El día de la negociación.

La delegación negociadora del Reino de Belmore estaba entrando en Barheim, después de cruzar la frontera del Imperio.

Mientras una fila de vehículos negros se extendía, Magref, sentado en el automóvil ubicado en el centro de la formación, habló sin ocultar su incomodidad.

"No esperaba una bienvenida, pero el ambiente es excesivamente frío. Que nadie salga a recibir a la delegación negociadora..."

Desde la entrada de Barheim hasta el centro de la ciudad donde se encontraban ahora, el responsable de la ciudad no se había mostrado.

Era una respuesta tan cínica que parecía decir "si vinieron a negociar, solo negocien y váyanse".

'Aunque no podemos expresar quejas.'

Después de todo, fue el Reino de Belmore quien realizó el ataque sorpresa.

Además, en el proceso, el príncipe heredero fue capturado como prisionero.
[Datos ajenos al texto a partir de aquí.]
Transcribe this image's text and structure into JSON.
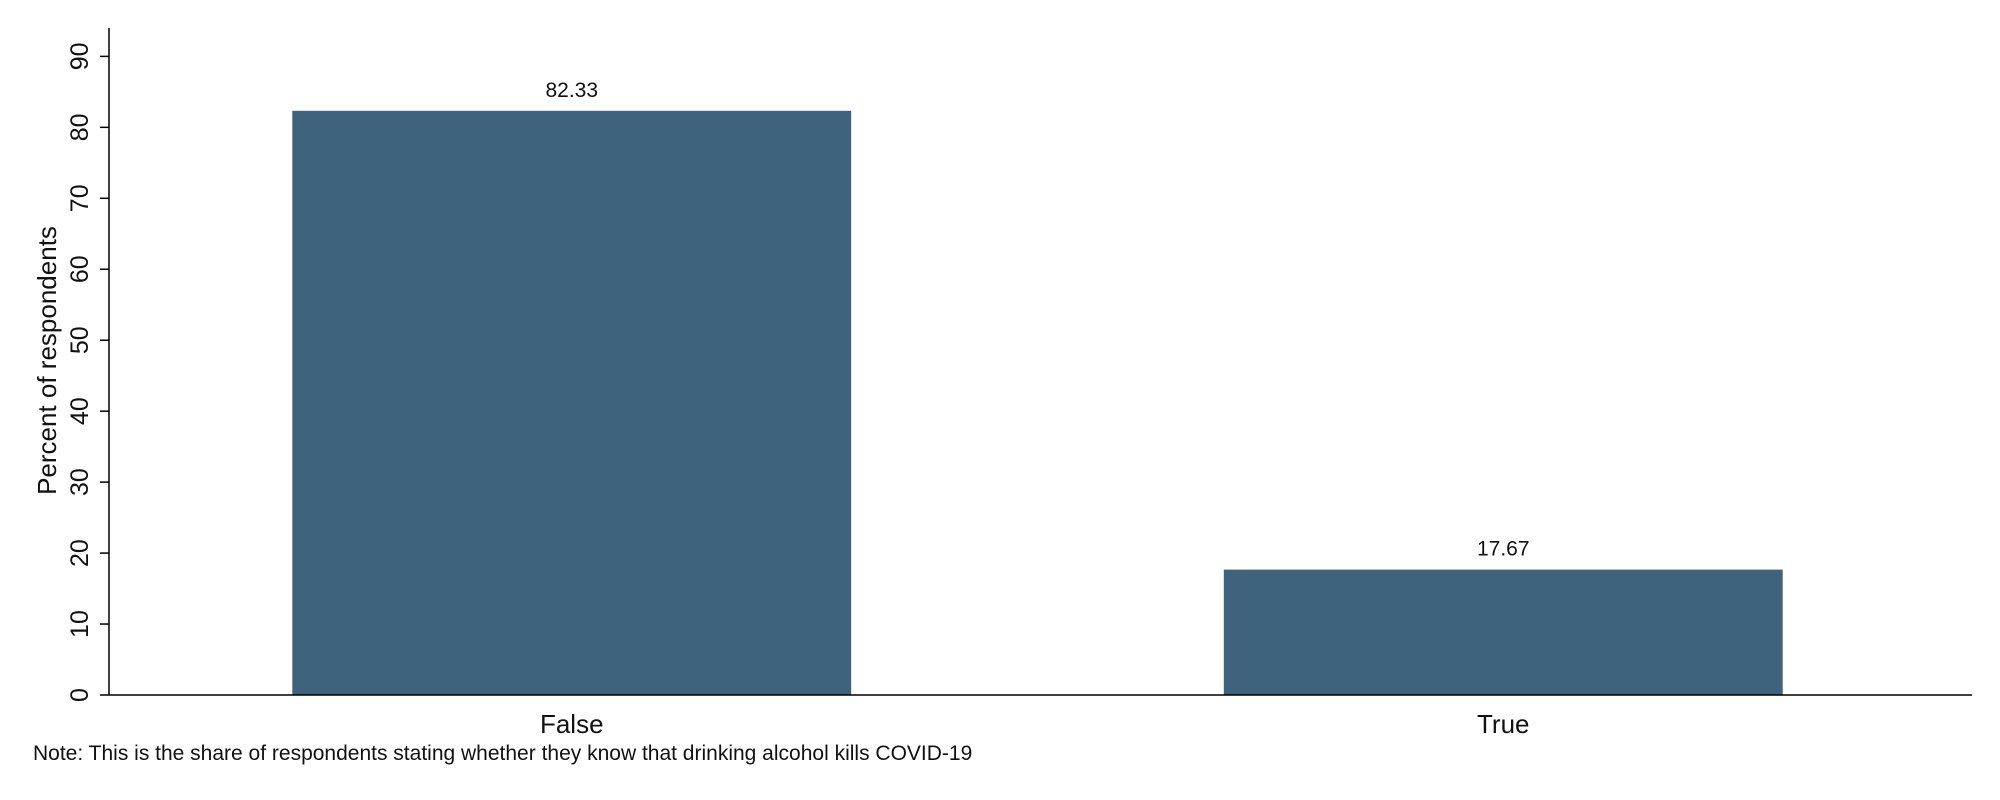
{
  "chart_data": {
    "type": "bar",
    "categories": [
      "False",
      "True"
    ],
    "values": [
      82.33,
      17.67
    ],
    "value_labels": [
      "82.33",
      "17.67"
    ],
    "title": "",
    "xlabel": "",
    "ylabel": "Percent of respondents",
    "ylim": [
      0,
      94
    ],
    "yticks": [
      0,
      10,
      20,
      30,
      40,
      50,
      60,
      70,
      80,
      90
    ],
    "grid": false,
    "legend": "none",
    "bar_color": "#3f637c",
    "note": "Note: This is the share of respondents stating whether they know that drinking alcohol kills COVID-19"
  }
}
Incluso si el Imperio cometía una descortesía diplomática, el Reino de Belmore no tenía más remedio que adoptar una postura humilde.

Justo cuando Magref, pensando que no había otra opción, recuperaba la compostura.

"¡Alto! ¡Todos deténganse!"

Los que parecían ser guardias de Barheim detuvieron la comitiva negociadora.

En el momento en que se preguntaba qué sucedía, alguien que parecía ser un oficial se acercó al automóvil de Magref.

"Habrá una breve inspección. Antes de que se dirijan al lugar de negociación, queremos realizar una última verificación de identidad, así que les pedimos su cooperación. Por favor, presenten sus pasaportes, credenciales diplomáticas, órdenes o cartas de nombramiento."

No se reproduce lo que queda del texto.